Depuis janvier seulement, la Fédération des kinésiologues du Québec (FKQ) a calculé que plus de 20 postes ont été supprimés, dont au moins 8 postes en soutien à domicile aux aînés au CISSS du Bas-Saint-Laurent.

Il y a aussi eu 10 postes supprimés au CISSS de la Montérégie-Est, dont le poste de la kinésiologue Valérie Aimé au Centre d’expertise en maladie chronique.

Mme Aimé, qui pratique la kinésiologie depuis 2011 et qui s’est spécialisée en réadaptation cardiaque et pulmonaire, occupait un poste permanent depuis avril 2023 au CISSS de la Montérégie-Est. Son poste sera aboli le 22 mars, mais la date pourrait être repoussée pour « qu’il n’y ait pas de bris de service pour les patients en cours ».

En plus de Mme Aimé, une autre kinésiologue et quatre nutritionnistes ont vu leur poste être supprimé. Cette équipe s’occupait de patients dans les régions de Sorel, Saint-Hyacinthe et Longueuil. « J’ai de la difficulté à comprendre comment ça n’affectera pas directement le service aux patients », a commenté Mme Aimé.

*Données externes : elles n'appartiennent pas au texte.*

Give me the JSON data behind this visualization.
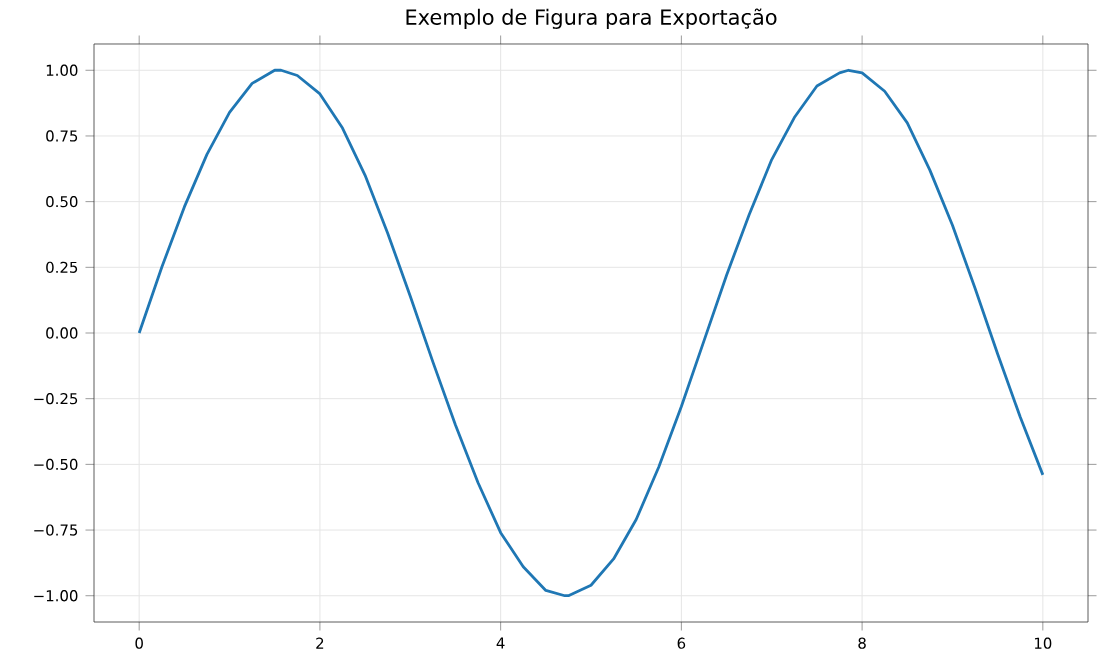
{
  "chart_data": {
    "type": "line",
    "title": "Exemplo de Figura para Exportação",
    "series": [
      {
        "color": "#1f77b4",
        "x": [
          0,
          0.25,
          0.5,
          0.75,
          1,
          1.25,
          1.5,
          1.57,
          1.75,
          2,
          2.25,
          2.5,
          2.75,
          3,
          3.25,
          3.5,
          3.75,
          4,
          4.25,
          4.5,
          4.71,
          4.75,
          5,
          5.25,
          5.5,
          5.75,
          6,
          6.25,
          6.5,
          6.75,
          7,
          7.25,
          7.5,
          7.75,
          7.85,
          8,
          8.25,
          8.5,
          8.75,
          9,
          9.25,
          9.5,
          9.75,
          10
        ],
        "values": [
          0,
          0.25,
          0.48,
          0.68,
          0.84,
          0.95,
          1.0,
          1.0,
          0.98,
          0.91,
          0.78,
          0.6,
          0.38,
          0.14,
          -0.11,
          -0.35,
          -0.57,
          -0.76,
          -0.89,
          -0.98,
          -1.0,
          -1.0,
          -0.96,
          -0.86,
          -0.71,
          -0.51,
          -0.28,
          -0.03,
          0.22,
          0.45,
          0.66,
          0.82,
          0.94,
          0.99,
          1.0,
          0.99,
          0.92,
          0.8,
          0.62,
          0.41,
          0.17,
          -0.08,
          -0.32,
          -0.54
        ]
      }
    ],
    "xlim": [
      -0.5,
      10.5
    ],
    "ylim": [
      -1.1,
      1.1
    ],
    "xticks": [
      0,
      2,
      4,
      6,
      8,
      10
    ],
    "yticks": [
      {
        "value": -1,
        "label": "−1.00"
      },
      {
        "value": -0.75,
        "label": "−0.75"
      },
      {
        "value": -0.5,
        "label": "−0.50"
      },
      {
        "value": -0.25,
        "label": "−0.25"
      },
      {
        "value": 0,
        "label": "0.00"
      },
      {
        "value": 0.25,
        "label": "0.25"
      },
      {
        "value": 0.5,
        "label": "0.50"
      },
      {
        "value": 0.75,
        "label": "0.75"
      },
      {
        "value": 1,
        "label": "1.00"
      }
    ],
    "grid": true,
    "line_style": "solid"
  }
}
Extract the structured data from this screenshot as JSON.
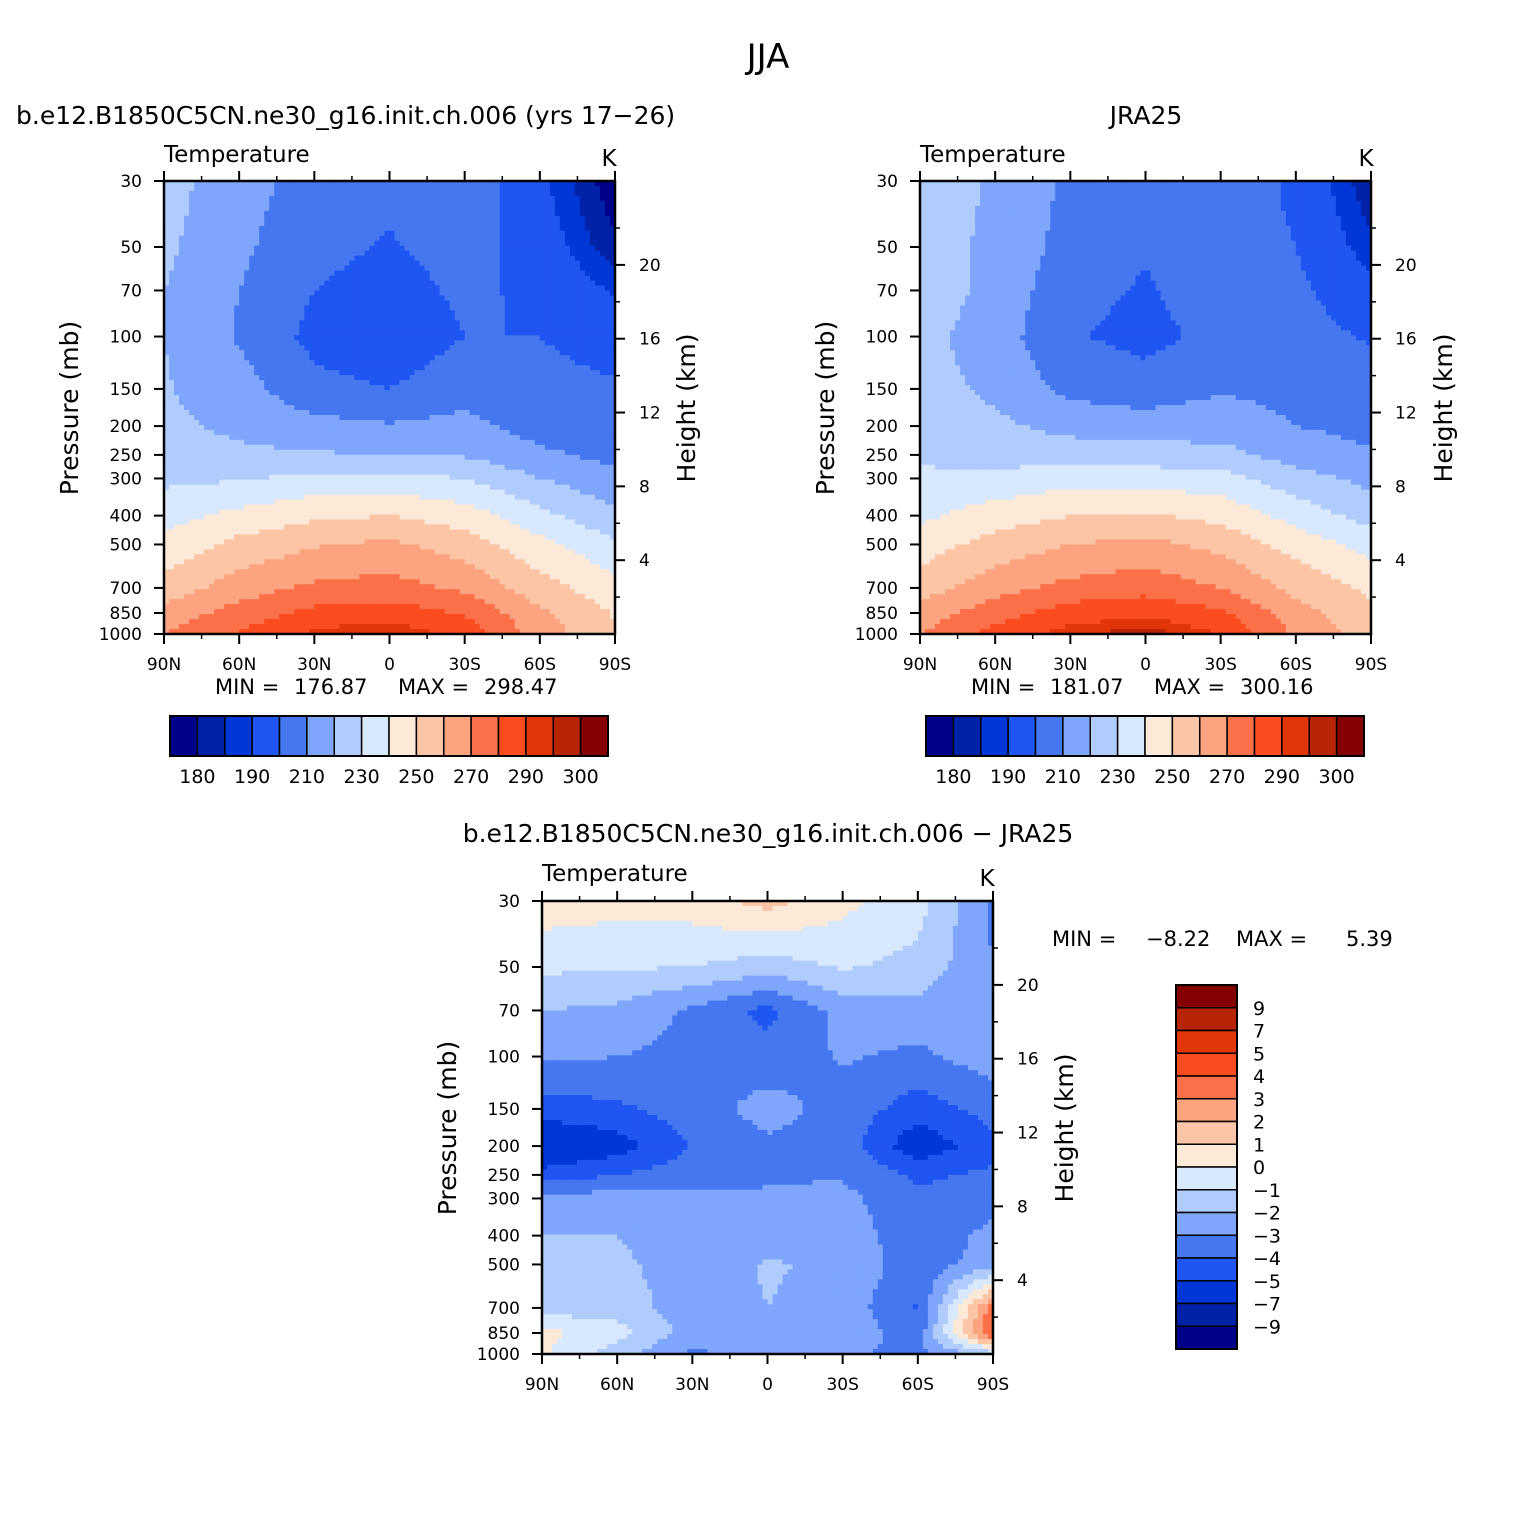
{
  "figure": {
    "title": "JJA"
  },
  "palettes": {
    "abs": [
      "#00008b",
      "#0022a8",
      "#0037d6",
      "#1f55f0",
      "#4477f0",
      "#7fa6fa",
      "#b0ccfd",
      "#d8e8fd",
      "#fde9d7",
      "#fcc5a6",
      "#fca380",
      "#fb7048",
      "#fa4c1f",
      "#e23508",
      "#b82406",
      "#850000"
    ],
    "diff": [
      "#00008b",
      "#0022a8",
      "#0037d6",
      "#1f55f0",
      "#4477f0",
      "#7fa6fa",
      "#b0ccfd",
      "#d8e8fd",
      "#fde9d7",
      "#fcc5a6",
      "#fca380",
      "#fb7048",
      "#fa4c1f",
      "#e23508",
      "#b82406",
      "#850000"
    ]
  },
  "chart_data": [
    {
      "type": "heatmap",
      "panel_title": "b.e12.B1850C5CN.ne30_g16.init.ch.006 (yrs 17−26)",
      "variable": "Temperature",
      "units": "K",
      "xlabel": "",
      "ylabel": "Pressure (mb)",
      "ylabel_right": "Height (km)",
      "x_ticks": [
        "90N",
        "60N",
        "30N",
        "0",
        "30S",
        "60S",
        "90S"
      ],
      "y_ticks": [
        "30",
        "50",
        "70",
        "100",
        "150",
        "200",
        "250",
        "300",
        "400",
        "500",
        "700",
        "850",
        "1000"
      ],
      "y_ticks_right": [
        "20",
        "16",
        "12",
        "8",
        "4"
      ],
      "stats": {
        "min_label": "MIN =",
        "min": "176.87",
        "max_label": "MAX =",
        "max": "298.47"
      },
      "contour_levels": [
        180,
        185,
        190,
        200,
        210,
        220,
        230,
        240,
        250,
        260,
        270,
        280,
        290,
        295,
        300
      ],
      "colorbar_labels": [
        "180",
        "190",
        "210",
        "230",
        "250",
        "270",
        "290",
        "300"
      ],
      "field": {
        "lat_nodes": [
          90,
          60,
          30,
          0,
          -30,
          -60,
          -90
        ],
        "p_nodes": [
          30,
          50,
          70,
          100,
          150,
          200,
          250,
          300,
          400,
          500,
          700,
          850,
          1000
        ],
        "values": [
          [
            224,
            214,
            206,
            203,
            207,
            192,
            176
          ],
          [
            222,
            212,
            203,
            199,
            204,
            195,
            181
          ],
          [
            220,
            210,
            200,
            196,
            202,
            198,
            189
          ],
          [
            220,
            209,
            197,
            193,
            200,
            200,
            196
          ],
          [
            221,
            214,
            203,
            200,
            206,
            203,
            201
          ],
          [
            222,
            218,
            213,
            211,
            213,
            206,
            203
          ],
          [
            224,
            222,
            221,
            220,
            219,
            212,
            207
          ],
          [
            228,
            229,
            233,
            233,
            230,
            220,
            213
          ],
          [
            236,
            243,
            248,
            250,
            245,
            233,
            222
          ],
          [
            243,
            253,
            259,
            262,
            255,
            243,
            232
          ],
          [
            254,
            265,
            272,
            274,
            268,
            254,
            244
          ],
          [
            264,
            274,
            283,
            285,
            279,
            262,
            249
          ],
          [
            270,
            281,
            292,
            296,
            287,
            265,
            252
          ]
        ]
      }
    },
    {
      "type": "heatmap",
      "panel_title": "JRA25",
      "variable": "Temperature",
      "units": "K",
      "xlabel": "",
      "ylabel": "Pressure (mb)",
      "ylabel_right": "Height (km)",
      "x_ticks": [
        "90N",
        "60N",
        "30N",
        "0",
        "30S",
        "60S",
        "90S"
      ],
      "y_ticks": [
        "30",
        "50",
        "70",
        "100",
        "150",
        "200",
        "250",
        "300",
        "400",
        "500",
        "700",
        "850",
        "1000"
      ],
      "y_ticks_right": [
        "20",
        "16",
        "12",
        "8",
        "4"
      ],
      "stats": {
        "min_label": "MIN =",
        "min": "181.07",
        "max_label": "MAX =",
        "max": "300.16"
      },
      "contour_levels": [
        180,
        185,
        190,
        200,
        210,
        220,
        230,
        240,
        250,
        260,
        270,
        280,
        290,
        295,
        300
      ],
      "colorbar_labels": [
        "180",
        "190",
        "210",
        "230",
        "250",
        "270",
        "290",
        "300"
      ],
      "field": {
        "lat_nodes": [
          90,
          60,
          30,
          0,
          -30,
          -60,
          -90
        ],
        "p_nodes": [
          30,
          50,
          70,
          100,
          150,
          200,
          250,
          300,
          400,
          500,
          700,
          850,
          1000
        ],
        "values": [
          [
            225,
            219,
            208,
            205,
            210,
            197,
            181
          ],
          [
            224,
            218,
            206,
            201,
            207,
            200,
            186
          ],
          [
            226,
            217,
            203,
            199,
            205,
            202,
            193
          ],
          [
            223,
            215,
            201,
            197,
            203,
            204,
            199
          ],
          [
            224,
            218,
            207,
            204,
            209,
            207,
            205
          ],
          [
            226,
            222,
            217,
            215,
            216,
            210,
            207
          ],
          [
            228,
            226,
            225,
            224,
            223,
            216,
            211
          ],
          [
            232,
            233,
            236,
            236,
            234,
            224,
            217
          ],
          [
            238,
            245,
            250,
            251,
            247,
            236,
            226
          ],
          [
            245,
            254,
            260,
            263,
            257,
            246,
            236
          ],
          [
            255,
            266,
            273,
            276,
            270,
            257,
            248
          ],
          [
            264,
            276,
            285,
            288,
            282,
            264,
            252
          ],
          [
            270,
            283,
            294,
            298,
            290,
            268,
            255
          ]
        ]
      }
    },
    {
      "type": "heatmap",
      "panel_title": "b.e12.B1850C5CN.ne30_g16.init.ch.006 − JRA25",
      "variable": "Temperature",
      "units": "K",
      "xlabel": "",
      "ylabel": "Pressure (mb)",
      "ylabel_right": "Height (km)",
      "x_ticks": [
        "90N",
        "60N",
        "30N",
        "0",
        "30S",
        "60S",
        "90S"
      ],
      "y_ticks": [
        "30",
        "50",
        "70",
        "100",
        "150",
        "200",
        "250",
        "300",
        "400",
        "500",
        "700",
        "850",
        "1000"
      ],
      "y_ticks_right": [
        "20",
        "16",
        "12",
        "8",
        "4"
      ],
      "stats": {
        "min_label": "MIN =",
        "min": "−8.22",
        "max_label": "MAX =",
        "max": "5.39"
      },
      "contour_levels": [
        -9,
        -7,
        -5,
        -4,
        -3,
        -2,
        -1,
        0,
        1,
        2,
        3,
        4,
        5,
        7,
        9
      ],
      "colorbar_labels": [
        "9",
        "7",
        "5",
        "4",
        "3",
        "2",
        "1",
        "0",
        "−1",
        "−2",
        "−3",
        "−4",
        "−5",
        "−7",
        "−9"
      ],
      "field": {
        "lat_nodes": [
          90,
          60,
          30,
          0,
          -30,
          -60,
          -90
        ],
        "p_nodes": [
          30,
          50,
          70,
          100,
          150,
          200,
          250,
          300,
          400,
          500,
          700,
          850,
          1000
        ],
        "values": [
          [
            0.6,
            0.4,
            0.5,
            1.4,
            0.3,
            -0.6,
            -3.2
          ],
          [
            -0.8,
            -0.9,
            -1.0,
            -1.5,
            -0.9,
            -1.3,
            -3.0
          ],
          [
            -2.0,
            -2.2,
            -3.2,
            -4.3,
            -2.6,
            -2.4,
            -3.0
          ],
          [
            -2.8,
            -3.0,
            -3.3,
            -3.6,
            -2.9,
            -3.2,
            -2.5
          ],
          [
            -4.5,
            -4.2,
            -3.5,
            -2.6,
            -3.4,
            -4.5,
            -3.6
          ],
          [
            -6.2,
            -5.5,
            -3.9,
            -3.2,
            -3.4,
            -5.8,
            -4.3
          ],
          [
            -4.6,
            -4.0,
            -3.5,
            -3.1,
            -3.1,
            -4.2,
            -3.8
          ],
          [
            -2.7,
            -2.5,
            -2.8,
            -2.9,
            -2.7,
            -3.8,
            -3.4
          ],
          [
            -2.0,
            -2.0,
            -2.6,
            -2.4,
            -2.4,
            -3.7,
            -2.7
          ],
          [
            -1.8,
            -1.8,
            -2.5,
            -1.9,
            -2.2,
            -3.6,
            -2.5
          ],
          [
            -1.5,
            -1.5,
            -2.5,
            -2.0,
            -2.4,
            -4.1,
            3.5
          ],
          [
            0.3,
            -0.6,
            -2.5,
            -2.0,
            -2.2,
            -3.7,
            4.3
          ],
          [
            0.2,
            -1.6,
            -3.2,
            -2.6,
            -2.9,
            -3.2,
            -1.5
          ]
        ]
      }
    }
  ]
}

Dans son quotidien, elle entraîne des patients qui ont subi une crise cardiaque dans la dernière année et des patients qui vivent avec une maladie pulmonaire obstructive chronique. Le volet éducation de son équipe de travail, qui comprend l’éducation des personnes atteintes de diabète, d’hypertension ou de cholestérol élevé, par exemple, ne sera pas affecté, seulement le programme de réadaptation, dit-elle.

La FKQ déplore l’incohérence des suppressions de postes par Santé Québec alors qu’en mars, la Santé publique devrait commencer des consultations sur la stratégie de prévention en santé. Dans ce contexte, la Fédération des kinésiologues demande qu’un moratoire soit appliqué sur les suppressions de postes stratégiques pour la prévention en santé.

Le président de la FKQ, Marc-Antoine Pépin, remet en question la stratégie du gouvernement alors qu’il a eu la confirmation que la Fédération allait être consultée dans le cadre de la Stratégie nationale de prévention. « On coupe d’un côté, mais on va récréer des postes dans quelques mois ? Il y a un peu une incohérence », dénonce-t-il.

M. Pépin a fait savoir qu’il avait eu récemment une rencontre avec le cabinet du ministre de la Santé pour lui faire part de ses commentaires sur la situation. Il a dit avoir senti « une belle écoute » et il se serait fait dire qu’il y aurait des suivis pour assurer une cohérence.

Réduire la durée d’hospitalisation

Les kinésiologues peuvent agir à plusieurs niveaux en prévention, notamment au niveau de la santé mentale, pour prévenir les conséquences de maladies chroniques et pour le maintien de la condition physique, surtout pour les personnes âgées. « Une personne qui se déconditionne va nécessiter plus de soins, plus de ressources », précise M. Pépin.

Les kinésiologues qui travaillent sur les étages en milieu hospitalier offrent aussi une plus-value au réseau, et malheureusement, ce service n’existera plus en Montérégie Est. « Ce sont des kinésiologues qui travaillent en prévention du déconditionnement sur les étages d’hospitalisation. […] Il y a eu des patients, qui normalement, on les aurait transférés en CHSLD, mais parce qu’ils ont bénéficié de traitement en kinésiologie durant leur hospitalisation, ils sont finalement retournés à domicile », affirme Mme Aimé.

« Ils ont prouvé qu’ils réduisaient la durée de l’hospitalisation, ajoute-t-elle. Alors je me dis que si on enlève ce service-là, il va y avoir des hospitalisations qui vont se prolonger. »

Particulièrement pour les personnes âgées, le retrait de ce service peut affecter de façon importante leur qualité de vie lorsqu’elles sortent d’une hospitalisation.

Depuis 2021, il y a eu une explosion du nombre de kinésiologues au sein du réseau de la santé, passant d’environ 350 à 693 avant les coupes. M. Pépin craint que les suppressions de postes aient pour effet de briser cet essor. Il souligne que leur pratique amène « une nouvelle façon de travailler la santé », notamment en prévention.